Greetings from Fort A.P. Hill near Fredericksburg, Virginia, home for the next week to nearly 40,000 boys, some 20,000 volunteers and support staff, more tents than I can count, and the Centennial National Boy Scout Jamboree.
The event—a marathon campout with a multitude of youth activities—marks 100 years since the incorporation of the Boy Scouts of America in 1910.
National Geographic Education has brought a team to this immense tent city to share mapping skills, conservation ideas, tips for taking better photos, and a message on the importance of understanding the world with scouts.
We’re in good company: Nearby, NASA helps scouts build rockets...
... while the LEGOs team has them constructing robots and competing in outsized games of chess.
Meanwhile, scouts barter regional patches, the Jamboree's unofficial currency.
The site spans miles of woods, lakes, fields, and streams.
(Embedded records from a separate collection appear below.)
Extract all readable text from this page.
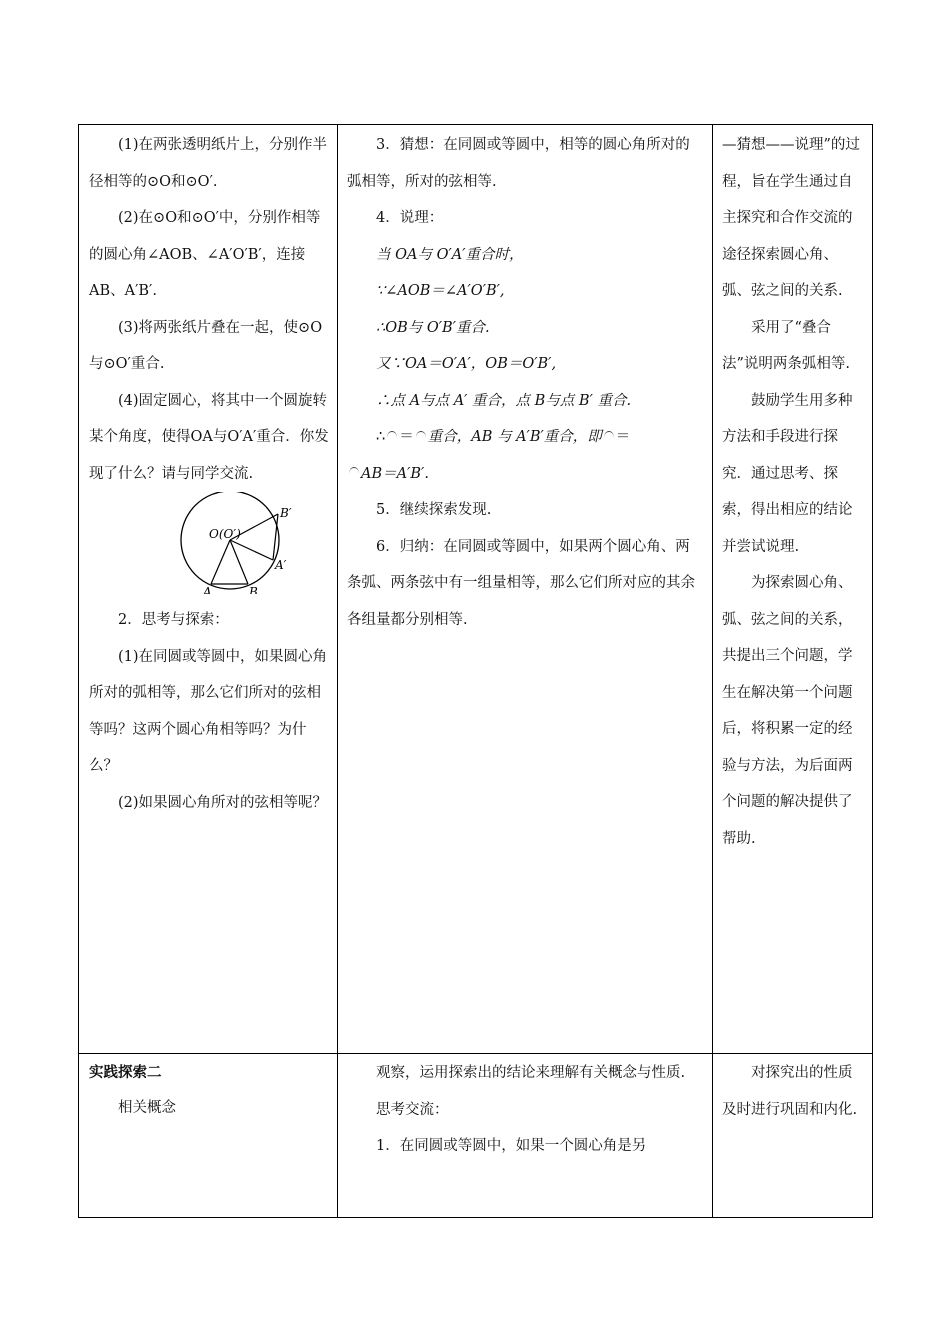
(1)在两张透明纸片上，分别作半径相等的⊙O和⊙O′.

(2)在⊙O和⊙O′中，分别作相等的圆心角∠AOB、∠A′O′B′，连接AB、A′B′.

(3)将两张纸片叠在一起，使⊙O与⊙O′重合.

(4)固定圆心，将其中一个圆旋转某个角度，使得OA与O′A′重合．你发现了什么？请与同学交流.

O(O′)
B′
A′
A	B

2．思考与探索：

(1)在同圆或等圆中，如果圆心角所对的弧相等，那么它们所对的弦相等吗？这两个圆心角相等吗？为什么？

(2)如果圆心角所对的弦相等呢？

3．猜想：在同圆或等圆中，相等的圆心角所对的弧相等，所对的弦相等.

4．说理：

当 OA与 O′A′重合时，

∵∠AOB＝∠A′O′B′,

∴OB与 O′B′重合.

又∵OA＝O′A′，OB＝O′B′,

∴点 A与点 A′ 重合，点 B与点 B′ 重合.

∴ ＝ 重合，AB 与 A′B′重合，即 ＝

AB＝A′B′.

5．继续探索发现.

6．归纳：在同圆或等圆中，如果两个圆心角、两条弧、两条弦中有一组量相等，那么它们所对应的其余各组量都分别相等.

—猜想——说理”的过程，旨在学生通过自主探究和合作交流的途径探索圆心角、弧、弦之间的关系.

采用了“叠合法”说明两条弧相等.

鼓励学生用多种方法和手段进行探究．通过思考、探索，得出相应的结论并尝试说理.

为探索圆心角、弧、弦之间的关系，共提出三个问题，学生在解决第一个问题后，将积累一定的经验与方法，为后面两个问题的解决提供了帮助.

实践探索二

相关概念

观察，运用探索出的结论来理解有关概念与性质.

思考交流：

1．在同圆或等圆中，如果一个圆心角是另

对探究出的性质及时进行巩固和内化.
The uncanny calm of sailboats ...
... and canoes in waiting ...
... and a pristine new BMX track ...
... just a few days ago belied the tsunami of scouts from across the U.S. that rolled in and set more than 20 large camps on Monday morning.
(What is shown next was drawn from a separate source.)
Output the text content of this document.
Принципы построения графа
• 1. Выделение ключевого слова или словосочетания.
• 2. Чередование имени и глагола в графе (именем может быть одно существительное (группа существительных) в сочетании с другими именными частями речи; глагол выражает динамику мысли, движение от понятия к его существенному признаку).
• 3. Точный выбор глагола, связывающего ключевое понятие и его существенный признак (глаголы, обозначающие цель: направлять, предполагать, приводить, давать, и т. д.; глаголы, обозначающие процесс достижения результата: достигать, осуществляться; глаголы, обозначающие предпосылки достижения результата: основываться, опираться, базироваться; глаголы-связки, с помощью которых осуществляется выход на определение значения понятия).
When British veteran Robert Stephenson Smyth Baden-Powell—Lord Baden-Powell for short—penned a training manual on military stealth and wilderness survival titled Aids to Scouting more than a century ago, he likely never envisioned the endurance of the movement he was unleashing on the world. The volume became a bestseller among teachers and youth groups. He followed it up with Scouting for Boys in 1908, and thus the Boy Scouts were born.
The movement quickly caught on and spread to countries around the globe, as did scouting programs for girls.
Last night, the Geographic previewed its new theatrical-release film on George Leigh Malory's attempts to summit Mt. Everest—The Wildest Dream—for scouts, the final scheduled event before the bugle call Taps signaled bedtime and lights out.
Now the sun's up, wake-up call Reveille's sounded, and scouts are on the march. I'll be back throughout the week with more updates from the Jamboree.